In another neighborhood, though, a promising idea is languishing.

Beneath the 23,000-seat Teddy Kollek Stadium, a dozen artist studios open onto a small gallery space. The gray concrete floor matches the gray stepped ceiling formed by the stands overhead.

"This is a garden where you grow seeds," said Hedva Shemesh, 62, the unpaid director of the New Gallery Artists' Studios and an established painter and sculptor.

The studios are subsidized by the city and give young artists a few years to establish themselves commercially. It is the kind of diverse artistic community that many artists require to thrive creatively, something Tel Aviv has had for years.
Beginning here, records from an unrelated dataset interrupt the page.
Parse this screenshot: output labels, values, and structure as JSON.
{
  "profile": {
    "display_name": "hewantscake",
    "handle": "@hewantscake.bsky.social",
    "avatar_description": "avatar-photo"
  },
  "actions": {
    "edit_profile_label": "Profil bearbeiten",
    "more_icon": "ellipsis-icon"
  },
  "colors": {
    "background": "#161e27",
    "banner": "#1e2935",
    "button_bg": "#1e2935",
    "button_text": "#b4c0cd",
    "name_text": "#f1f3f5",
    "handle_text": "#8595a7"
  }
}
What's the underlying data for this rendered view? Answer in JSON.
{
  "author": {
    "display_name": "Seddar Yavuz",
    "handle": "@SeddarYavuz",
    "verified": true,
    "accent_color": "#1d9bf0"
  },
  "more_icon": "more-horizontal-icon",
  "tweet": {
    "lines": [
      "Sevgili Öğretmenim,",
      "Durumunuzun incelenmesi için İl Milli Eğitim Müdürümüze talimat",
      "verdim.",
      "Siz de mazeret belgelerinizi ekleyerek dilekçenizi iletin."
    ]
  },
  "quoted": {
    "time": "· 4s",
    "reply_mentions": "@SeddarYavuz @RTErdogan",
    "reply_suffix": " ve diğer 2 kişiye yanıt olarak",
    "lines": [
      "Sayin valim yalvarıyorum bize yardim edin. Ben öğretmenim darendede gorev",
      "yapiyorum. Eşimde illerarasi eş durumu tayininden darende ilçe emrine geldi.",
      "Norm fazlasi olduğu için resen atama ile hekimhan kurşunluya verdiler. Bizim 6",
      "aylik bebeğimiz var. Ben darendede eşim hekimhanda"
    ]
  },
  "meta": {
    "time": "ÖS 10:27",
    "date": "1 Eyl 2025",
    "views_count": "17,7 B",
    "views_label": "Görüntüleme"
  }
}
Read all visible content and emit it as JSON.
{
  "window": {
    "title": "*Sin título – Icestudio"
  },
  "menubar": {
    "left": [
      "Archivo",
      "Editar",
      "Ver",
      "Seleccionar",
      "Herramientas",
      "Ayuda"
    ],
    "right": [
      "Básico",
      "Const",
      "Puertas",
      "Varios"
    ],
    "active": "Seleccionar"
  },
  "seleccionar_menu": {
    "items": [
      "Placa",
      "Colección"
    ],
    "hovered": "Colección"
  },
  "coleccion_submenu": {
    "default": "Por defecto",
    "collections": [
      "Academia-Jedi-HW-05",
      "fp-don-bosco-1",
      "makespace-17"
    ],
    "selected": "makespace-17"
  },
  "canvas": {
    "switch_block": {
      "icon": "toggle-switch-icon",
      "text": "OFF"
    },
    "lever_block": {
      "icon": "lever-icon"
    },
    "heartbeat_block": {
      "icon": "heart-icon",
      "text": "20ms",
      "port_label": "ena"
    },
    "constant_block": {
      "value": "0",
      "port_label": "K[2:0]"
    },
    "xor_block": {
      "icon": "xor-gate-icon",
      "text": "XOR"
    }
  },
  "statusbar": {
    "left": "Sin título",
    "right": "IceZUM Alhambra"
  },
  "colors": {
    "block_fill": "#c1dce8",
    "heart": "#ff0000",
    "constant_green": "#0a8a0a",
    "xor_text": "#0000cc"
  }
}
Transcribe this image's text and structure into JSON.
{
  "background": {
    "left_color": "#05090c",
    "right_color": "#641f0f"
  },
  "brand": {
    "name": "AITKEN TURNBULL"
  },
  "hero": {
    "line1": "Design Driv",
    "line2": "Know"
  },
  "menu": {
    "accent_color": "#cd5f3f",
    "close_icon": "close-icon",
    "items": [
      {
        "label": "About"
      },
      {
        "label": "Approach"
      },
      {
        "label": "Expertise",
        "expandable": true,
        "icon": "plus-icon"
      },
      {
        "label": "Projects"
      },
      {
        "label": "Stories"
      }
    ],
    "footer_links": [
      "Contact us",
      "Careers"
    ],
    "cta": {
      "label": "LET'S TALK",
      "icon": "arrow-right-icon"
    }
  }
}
Many are recent Bezalel graduates who would otherwise head to Tel Aviv for more plentiful opportunities, a trend Shemesh says is still too prevalent. In Studio 2, Jerusalem native Noa Charuvi paints. In Studio 3, a new Russian immigrant named Masha Tresman designs jewelry. Next door, in Studio 4, Palestinian artist Hannan Abu Hussein works on sculpture and video.

"This place, Jerusalem, is a very, very hard place to live," Shemesh said.

"But for an artist here you have black, white, new immigrants, native Israelis, religious people, Arabs -- none of them under glass, but alive."

Yet Shemesh said the gallery and studios are not a priority for the city government, which has turned down her requests to add another floor of studios that could double its capacity.

Those inside them now, however, say the project is vital.

"It's the difference between not being able to live as an artist and being able to do so," said Jonathan Hirschfeld, a painter.

"Jerusalem has the chance to be at the heart of an artistic renaissance in Israel. I'm going to stay."